The 17 November event will be held one day after the G20 meeting of world leaders in Brisbane, and just two weeks before a 12-day climate change conference in Lima, Peru, of the United Nations Framework Convention on Climate Change.
Palmer’s event is scheduled to occur less than a month after another official UN event: a five-day climate change conference in Bonn, Germany.
Amid calls for climate change to be added to the G20 agenda, Palmer suggested that “major international leaders” would be coming to his Palmer Coolum Resort “to draw attention to climate change, what can be done about it”.
“It will be held the day after the last day of the G20 in Brisbane and it will be keeping attention on the need to have a global emissions trading scheme,” Palmer said on Monday.
“Over the coming weeks and months we’ll be making announcements of the world leaders who will be coming to attend this conference just after the G20. That’s an exciting thing for the Sunshine Coast.”
Palmer provided no details about people likely to attend his event.
“Well, we’ll be having ex-presidents of other countries – I can’t tell you who they are because their own countries have got to announce them – former presidents and former heads of state of other countries,” he said.

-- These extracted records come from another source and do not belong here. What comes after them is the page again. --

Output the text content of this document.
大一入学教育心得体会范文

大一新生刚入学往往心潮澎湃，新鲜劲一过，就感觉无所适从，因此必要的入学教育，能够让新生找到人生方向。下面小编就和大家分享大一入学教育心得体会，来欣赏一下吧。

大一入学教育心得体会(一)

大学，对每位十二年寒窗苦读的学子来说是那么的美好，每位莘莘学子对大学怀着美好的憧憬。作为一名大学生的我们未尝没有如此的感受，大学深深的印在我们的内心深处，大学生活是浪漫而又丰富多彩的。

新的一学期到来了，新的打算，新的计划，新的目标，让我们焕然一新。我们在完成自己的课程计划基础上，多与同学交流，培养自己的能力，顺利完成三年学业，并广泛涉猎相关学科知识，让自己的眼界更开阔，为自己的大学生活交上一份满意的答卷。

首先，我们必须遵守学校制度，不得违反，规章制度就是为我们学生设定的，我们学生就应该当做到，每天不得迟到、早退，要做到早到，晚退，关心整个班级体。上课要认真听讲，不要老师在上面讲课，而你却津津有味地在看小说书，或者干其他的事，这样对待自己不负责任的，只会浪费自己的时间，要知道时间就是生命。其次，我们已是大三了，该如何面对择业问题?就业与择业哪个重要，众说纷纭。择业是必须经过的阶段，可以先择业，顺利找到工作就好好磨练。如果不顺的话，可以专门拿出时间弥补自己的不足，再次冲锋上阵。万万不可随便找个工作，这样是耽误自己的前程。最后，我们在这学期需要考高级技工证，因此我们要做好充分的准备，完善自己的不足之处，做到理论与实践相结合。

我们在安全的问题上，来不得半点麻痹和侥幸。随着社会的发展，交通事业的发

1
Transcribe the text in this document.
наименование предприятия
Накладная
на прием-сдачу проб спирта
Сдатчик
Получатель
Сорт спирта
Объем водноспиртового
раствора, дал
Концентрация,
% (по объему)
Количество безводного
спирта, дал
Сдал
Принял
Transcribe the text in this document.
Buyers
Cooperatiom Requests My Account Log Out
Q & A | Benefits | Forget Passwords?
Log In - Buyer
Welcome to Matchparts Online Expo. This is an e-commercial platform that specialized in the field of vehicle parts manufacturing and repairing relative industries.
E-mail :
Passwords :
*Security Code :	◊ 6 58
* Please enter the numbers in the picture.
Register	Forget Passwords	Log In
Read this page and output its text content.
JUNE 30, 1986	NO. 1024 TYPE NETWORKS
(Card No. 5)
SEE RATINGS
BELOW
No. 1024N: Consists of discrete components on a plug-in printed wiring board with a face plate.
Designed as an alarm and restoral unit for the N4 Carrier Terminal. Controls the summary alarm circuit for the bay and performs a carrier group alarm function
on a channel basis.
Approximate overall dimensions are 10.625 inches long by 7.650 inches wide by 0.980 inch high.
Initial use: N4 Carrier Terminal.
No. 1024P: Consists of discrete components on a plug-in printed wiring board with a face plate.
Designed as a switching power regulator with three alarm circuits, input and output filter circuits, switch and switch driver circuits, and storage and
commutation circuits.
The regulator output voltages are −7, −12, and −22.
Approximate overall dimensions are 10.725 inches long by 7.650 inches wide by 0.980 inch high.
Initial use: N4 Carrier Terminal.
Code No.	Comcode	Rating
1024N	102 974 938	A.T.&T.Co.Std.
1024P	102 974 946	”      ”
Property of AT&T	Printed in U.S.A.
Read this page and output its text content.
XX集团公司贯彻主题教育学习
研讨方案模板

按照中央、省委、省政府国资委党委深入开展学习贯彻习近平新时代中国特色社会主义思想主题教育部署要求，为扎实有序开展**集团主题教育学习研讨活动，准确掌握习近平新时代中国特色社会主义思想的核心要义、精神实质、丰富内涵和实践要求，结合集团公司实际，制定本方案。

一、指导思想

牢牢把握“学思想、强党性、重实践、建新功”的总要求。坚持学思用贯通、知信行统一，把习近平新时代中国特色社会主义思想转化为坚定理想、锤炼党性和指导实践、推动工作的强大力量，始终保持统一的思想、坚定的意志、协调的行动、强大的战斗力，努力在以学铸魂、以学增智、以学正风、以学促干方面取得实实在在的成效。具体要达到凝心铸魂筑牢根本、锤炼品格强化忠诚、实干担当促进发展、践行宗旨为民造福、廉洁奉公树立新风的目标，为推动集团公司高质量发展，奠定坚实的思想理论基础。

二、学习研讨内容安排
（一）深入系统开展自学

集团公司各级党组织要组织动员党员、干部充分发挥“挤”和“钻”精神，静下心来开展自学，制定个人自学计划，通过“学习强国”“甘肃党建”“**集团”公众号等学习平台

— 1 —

“There’ll be some other eminent people, Nobel prize winners and others that’ll be coming here on climate change.”
Palmer’s senators voted in July to abolish the carbon pricing scheme legislated by the previous government. The abolished system was due to move to a floating-price emissions trading scheme next year.
The mining magnate appeared alongside the former US vice-president Al Gore at Parliament House in June to state his in-principle support for an emissions trading scheme, but argued Australia should not activate such a scheme until specific trading partners took similar action.